In alcuni casi l’handicap può essere causato da un’anomalia genetica cromosomica come, per esempio, la sindrome di Down.
Il solo modo certo per escludere anomalie cromosomiche nel feto è eseguire una procedura diagnostica invasiva: il prelievo dei villi coriali  (tra l’11^ e la 13^ sett.) oppure l’ amniocentesi (prelievo del liquido amniotico dalla 16^ settimana).

Entrambe queste procedure hanno purtroppo un rischio di aborto di circa l’1%.
Il Test Combinato è invece il modo più accurato di stimare il rischio di sdr. di Down alla 11^ -13^ sett. di gravidanza. Si tratta di uno screening che, a differenza dei metodi invasivi, non fornisce una diagnosi certa ma quantifica le probabilità che il feto sia affetto da un’anomalia cromosomica.

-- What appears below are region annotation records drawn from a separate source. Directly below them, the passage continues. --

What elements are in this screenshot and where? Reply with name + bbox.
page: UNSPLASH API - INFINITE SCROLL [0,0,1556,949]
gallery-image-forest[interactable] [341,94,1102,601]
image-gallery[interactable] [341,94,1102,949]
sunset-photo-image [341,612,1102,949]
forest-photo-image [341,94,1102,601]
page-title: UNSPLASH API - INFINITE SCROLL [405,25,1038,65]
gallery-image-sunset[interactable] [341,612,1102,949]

Si esegue nel primo trimestre di gravidanza ,consiste in un’ecografia completa del feto, eseguita preferibilmente alla 12^ settimana ed un prelievo ematico alla 10^ settimana. Durante l’ecografia si misura la Translucenza Nucale, che rappresenta la definizione ecografica di una raccolta di liquido a livello della nuca del feto. L’aumento dell’accumulo di questo liquido può essere associato in modo statisticamente significativo alla presenza della Sindrome di Down. Nel sangue materno vengono dosate due proteine prodotte dalla placenta: free-BHCG e PAPP-A, che possono presentarsi alterate in una gravidanza con feto affetto dalla SDR di Down.
I dati forniti dall’ecografia e dal prelievo ematico vengono elaborati da un sofisticato programma, di cui sono dotati esclusivamente i Centri e gli Operatori accreditati presso la Fetal Medicine Foundation di Londra.
L’elaborazione eseguita in tempo reale consente di fornire alla futura mamma la percentuale di rischio che il suo bambino sia affetto da una possibile anomalia cromosomica.
E’ opportuno sottolineare che il test non fornisce una diagnosi: la positività esprime esclusivamente un rischio statistico relativo alla presente gravidanza e non indica che il feto è affetto da SDR di Down. Al termine dell’ecografia viene consegnato e discusso con la paziente l’esito del Test.
In questi ultimi anni il TEST COMBINATO ha acquisito nuove implementazioni.
Attualmente lo screening del primo trimestre oltre che individuare le gravidanze a rischio per anomalie cromosomiche (SDR di Down, anomalia del cromosoma 13 e 18) è in grado di identificare il rischio anche per alcune patologie che possono insorgere durante la gravidanza, per esempio la Preeclampsia (colpisce circa il 2% delle gravidanze) comunemente conosciuta con il termine di Gestosi. Si manifesta dal secondo trimestre con l’innalzamento della pressione arteriosa, la perdita di proteine nelle urine ed edemi diffusi. Spesso richiede l’espletamento di un parto pre-termine per salvaguardare la salute della mamma e del feto.